Electromagnetic observables provide probes for nuclear structure. In particular, M1 observables provide information on angular momentum structure. Ab initio no-core shell model (NCSM) calculations for light (p-shell) nuclei provide predictions for M1 observables. In order to understand how the predicted M1 moments and transition strengths relate to the underlying structure of the nucleus, the contributions of the diﬀerent components of the M1 operator (orbital and spin, broken into isoscalar and isovector parts) are studied. Each of these components is subject to diﬀerent selection rules on angular momentum (orbital and spin) and isospin quantum numbers. The joint Lanczos decomposition method is applied to determine the dominant L and S contributions to the calculated wave functions and thus understand the relevant selection rules for each transition.

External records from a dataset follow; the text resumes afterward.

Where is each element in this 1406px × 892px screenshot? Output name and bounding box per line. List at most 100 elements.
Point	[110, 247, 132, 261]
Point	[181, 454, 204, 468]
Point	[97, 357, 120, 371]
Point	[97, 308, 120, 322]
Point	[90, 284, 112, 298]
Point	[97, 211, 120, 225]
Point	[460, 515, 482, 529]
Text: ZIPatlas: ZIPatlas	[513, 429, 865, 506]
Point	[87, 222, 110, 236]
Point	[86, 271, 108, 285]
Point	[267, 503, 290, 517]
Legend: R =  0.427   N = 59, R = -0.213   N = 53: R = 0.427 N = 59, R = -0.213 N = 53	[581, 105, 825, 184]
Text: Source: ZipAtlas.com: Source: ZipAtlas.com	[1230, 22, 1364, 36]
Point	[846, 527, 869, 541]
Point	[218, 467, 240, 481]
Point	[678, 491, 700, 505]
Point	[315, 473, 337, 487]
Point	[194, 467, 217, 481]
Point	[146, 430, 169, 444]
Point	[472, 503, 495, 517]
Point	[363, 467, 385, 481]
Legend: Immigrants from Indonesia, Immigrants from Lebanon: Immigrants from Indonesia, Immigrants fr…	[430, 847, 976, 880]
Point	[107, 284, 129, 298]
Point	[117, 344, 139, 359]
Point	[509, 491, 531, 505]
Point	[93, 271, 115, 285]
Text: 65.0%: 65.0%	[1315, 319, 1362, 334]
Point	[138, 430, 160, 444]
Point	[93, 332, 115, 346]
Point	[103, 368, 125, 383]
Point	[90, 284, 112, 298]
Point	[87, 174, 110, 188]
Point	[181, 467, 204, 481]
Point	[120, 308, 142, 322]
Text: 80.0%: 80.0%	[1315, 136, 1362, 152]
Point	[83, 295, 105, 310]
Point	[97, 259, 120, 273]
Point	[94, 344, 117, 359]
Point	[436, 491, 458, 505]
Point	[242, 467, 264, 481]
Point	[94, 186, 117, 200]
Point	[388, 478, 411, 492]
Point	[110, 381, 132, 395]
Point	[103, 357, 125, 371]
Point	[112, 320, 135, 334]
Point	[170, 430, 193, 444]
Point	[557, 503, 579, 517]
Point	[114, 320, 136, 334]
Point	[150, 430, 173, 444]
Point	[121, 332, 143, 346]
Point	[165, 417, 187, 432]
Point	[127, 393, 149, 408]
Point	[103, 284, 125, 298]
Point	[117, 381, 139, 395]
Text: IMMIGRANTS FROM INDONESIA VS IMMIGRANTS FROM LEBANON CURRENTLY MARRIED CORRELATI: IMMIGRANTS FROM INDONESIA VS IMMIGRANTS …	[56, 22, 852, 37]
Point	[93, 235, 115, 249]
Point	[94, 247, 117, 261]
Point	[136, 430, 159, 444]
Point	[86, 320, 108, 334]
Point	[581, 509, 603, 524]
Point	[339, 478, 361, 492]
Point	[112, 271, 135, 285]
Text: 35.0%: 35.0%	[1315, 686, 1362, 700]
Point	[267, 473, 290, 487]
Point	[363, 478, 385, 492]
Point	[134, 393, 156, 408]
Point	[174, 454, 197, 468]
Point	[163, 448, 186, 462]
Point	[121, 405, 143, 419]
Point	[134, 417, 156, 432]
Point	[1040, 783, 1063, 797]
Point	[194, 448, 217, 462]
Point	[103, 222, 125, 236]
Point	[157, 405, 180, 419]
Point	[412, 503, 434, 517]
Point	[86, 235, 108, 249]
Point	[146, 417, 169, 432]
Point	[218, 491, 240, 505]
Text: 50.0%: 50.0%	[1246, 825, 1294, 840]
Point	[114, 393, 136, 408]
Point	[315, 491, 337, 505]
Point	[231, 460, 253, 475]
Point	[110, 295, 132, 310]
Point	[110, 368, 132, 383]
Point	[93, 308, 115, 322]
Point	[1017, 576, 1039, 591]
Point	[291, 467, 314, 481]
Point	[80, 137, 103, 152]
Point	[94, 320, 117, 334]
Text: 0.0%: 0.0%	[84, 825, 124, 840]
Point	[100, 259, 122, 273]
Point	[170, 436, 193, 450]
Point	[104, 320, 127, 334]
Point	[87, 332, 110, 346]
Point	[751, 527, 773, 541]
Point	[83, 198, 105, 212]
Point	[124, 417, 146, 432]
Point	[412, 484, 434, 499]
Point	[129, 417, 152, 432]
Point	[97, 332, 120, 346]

In this seminar, the convergence properties of NCSM calculations for M1 observables, including the role of symmetry, structure, and selection rules, will be discussed.

and

**Basis truncation schemes in the symplectic no-core configuration interaction framework**

Jakub Herko, Graduate Student, University of Notre Dame

The no-core configuration interaction (NCCI) framework, also known as the no-core shell model, is an ab initio method predicting properties of light nuclei from the underlying internucleon interaction. However, the dimension of the NCCI model space rapidly increases with the maximal number of allowed excitation oscillator quanta and the number of nucleons, which limits the convergence of calculated observables that can be achieved in practice. To obtain more converged results we can make use of the approximate Sp(3,R) symplectic symmetry of the nuclear many-body problem by working in a basis organized according to this symmetry and truncating the basis by symmetry properties. This seminar presents different basis truncation schemes in the symplectic NCCI framework and their effect on the dimension of the model space and the convergence of calculated observables.